Wednesday, July 25, 2001

Today was an okay day. It's weird just starting this now, in the middle, because it feels like I need to explain everything before today, but I guess there's not really any time for that. But whatever, no one's going to be really reading this, and those who do, may already understand. But anyways.. my aunt is visiting and since my mom is always complaining about our messy messy house, my aunt is also on a cleaning frenzy. Which sucks because since this is a very work-less week, I've been trying to enjoy my free time, but it gets interrupted by people's nagging about how I should clean more, watch tv less, and also how my "personal health" isn't so great... aka.. I'm a big fat ugly girl that no guy will ever want to marry. *boo. So yeah.. I got in yet another fight with my mother.. I swear.. my mother and I are like Mike and Coral on the Real World.. haha.. But it sucks just because a lot of times I don't ever really fell appreciated in my family.. and then when I try to tell someone, they think that I'm "attacking" them or trying to insult them or something, so I just usually will end up not really telling anyone my feelings. I guess this attributes to why no one in our family is really close. It makes me sad. And THEN I find out from my sister (who I miss dearly because she moved out.. *sniff sniff) that my mother called her today and complained to her for half an hour!! What the heck man! It just proves who's the favorite.. it's cuz I'm the daddy's girl. But still... But I try to shrug it off, and sometimes it's not so easy... but all I know is.. ONE MORE WEEK UNTIL I LEAVE FOR BUFFALO!! yay!!

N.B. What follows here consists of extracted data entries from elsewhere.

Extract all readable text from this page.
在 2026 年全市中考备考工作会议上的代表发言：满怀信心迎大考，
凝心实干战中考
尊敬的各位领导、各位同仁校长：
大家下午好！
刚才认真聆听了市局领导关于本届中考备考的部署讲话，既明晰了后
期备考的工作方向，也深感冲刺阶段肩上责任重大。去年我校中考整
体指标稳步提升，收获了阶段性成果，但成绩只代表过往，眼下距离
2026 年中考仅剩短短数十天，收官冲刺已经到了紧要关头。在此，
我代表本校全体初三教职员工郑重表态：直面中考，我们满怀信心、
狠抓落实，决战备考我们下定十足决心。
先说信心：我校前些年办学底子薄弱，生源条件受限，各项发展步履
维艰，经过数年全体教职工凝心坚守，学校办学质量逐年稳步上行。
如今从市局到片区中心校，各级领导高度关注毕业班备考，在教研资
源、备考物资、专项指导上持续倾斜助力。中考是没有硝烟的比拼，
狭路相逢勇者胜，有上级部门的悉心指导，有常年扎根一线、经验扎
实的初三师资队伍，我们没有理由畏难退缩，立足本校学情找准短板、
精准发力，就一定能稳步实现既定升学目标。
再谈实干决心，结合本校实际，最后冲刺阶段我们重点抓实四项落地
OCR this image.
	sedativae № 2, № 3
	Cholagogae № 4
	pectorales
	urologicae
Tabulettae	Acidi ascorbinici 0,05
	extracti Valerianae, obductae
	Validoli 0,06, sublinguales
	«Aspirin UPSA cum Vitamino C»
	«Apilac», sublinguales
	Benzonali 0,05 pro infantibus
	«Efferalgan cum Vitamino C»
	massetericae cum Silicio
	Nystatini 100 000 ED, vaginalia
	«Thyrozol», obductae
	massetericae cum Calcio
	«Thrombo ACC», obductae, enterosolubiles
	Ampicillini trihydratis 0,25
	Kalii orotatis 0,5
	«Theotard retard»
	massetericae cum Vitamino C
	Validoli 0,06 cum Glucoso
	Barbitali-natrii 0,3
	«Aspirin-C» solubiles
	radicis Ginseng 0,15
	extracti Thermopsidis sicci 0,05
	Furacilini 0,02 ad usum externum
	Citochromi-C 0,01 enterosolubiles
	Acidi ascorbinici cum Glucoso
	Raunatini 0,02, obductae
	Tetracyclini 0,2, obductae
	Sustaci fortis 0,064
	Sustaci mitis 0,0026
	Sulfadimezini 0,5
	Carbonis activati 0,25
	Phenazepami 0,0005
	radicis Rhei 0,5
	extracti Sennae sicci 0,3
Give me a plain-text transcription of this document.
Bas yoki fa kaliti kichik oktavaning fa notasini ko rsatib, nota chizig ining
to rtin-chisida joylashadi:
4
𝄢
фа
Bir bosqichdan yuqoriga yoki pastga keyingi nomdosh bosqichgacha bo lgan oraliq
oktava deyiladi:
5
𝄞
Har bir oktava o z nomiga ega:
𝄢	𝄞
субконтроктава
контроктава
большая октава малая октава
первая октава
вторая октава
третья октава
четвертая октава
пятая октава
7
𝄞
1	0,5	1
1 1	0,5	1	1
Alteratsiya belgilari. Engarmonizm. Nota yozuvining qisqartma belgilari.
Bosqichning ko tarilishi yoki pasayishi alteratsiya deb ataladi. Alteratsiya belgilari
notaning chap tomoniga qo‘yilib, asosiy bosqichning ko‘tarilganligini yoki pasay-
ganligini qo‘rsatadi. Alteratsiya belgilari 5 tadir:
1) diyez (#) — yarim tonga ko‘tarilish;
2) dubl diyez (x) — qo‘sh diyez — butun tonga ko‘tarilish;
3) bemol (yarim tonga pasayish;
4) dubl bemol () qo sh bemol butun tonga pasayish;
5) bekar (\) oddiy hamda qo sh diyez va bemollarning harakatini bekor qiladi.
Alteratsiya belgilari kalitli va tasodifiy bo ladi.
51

In other news. I went with Ann on Monday night at Midnight to the Tower on Sunset to get the new *NSYNC ALBUM- CELEBRITY!! It is soooooo great.. I think everyone should have one. Sadly enough though, on Tuesday I didn't go to the concert, after a lot of self-restraint that is. I tried calling all day for tickets that were released that day, but I never got through. And then I tried running down to Robinson's May, but all they had were the limited seating tickets.. which I almost bought, but then thought realistically about how I would get there, did I really want to go by myself, because anyone who would go at that moment was already there, and I don't think my dad was up for it.. and it was already way too late.. like 5pm. So I just said.. eh. next time they come around.. I'll be ready. Buttryn and I are going to be full-fledged fan club members, and we're going to camp out all week. hahahah. But seriously.. I do love the new album.. It's so great. I can't wait until I have a car with a cd player.. then I can bump it all the time. For now I'll have to settle for my poopy old mazda with my portable cd player and plug in portable speakers. Ghetto huh? But my favorite song on the album is Selfish. It's so sweet, and it's so sappy.. but that's why I love it. I agree with Nicole. "I want some guy to be Selfish for me!" But anyways.. I'm hopeless. :P

Alrite, so I think this is long enough. Be excited that you're part of the historic event of reading my first ever blogger. :) I can pretend that I'm a Celebrity and people actually care about my life, and want to read about it. (like that Melinda chick on Nsync.com) I just hope people like Nicole don't yell at me when I don't update it all the time. hahah.. But I do thank Nicole for introducing me to the wonderful world of blogging. And you should thank her too. Love you all.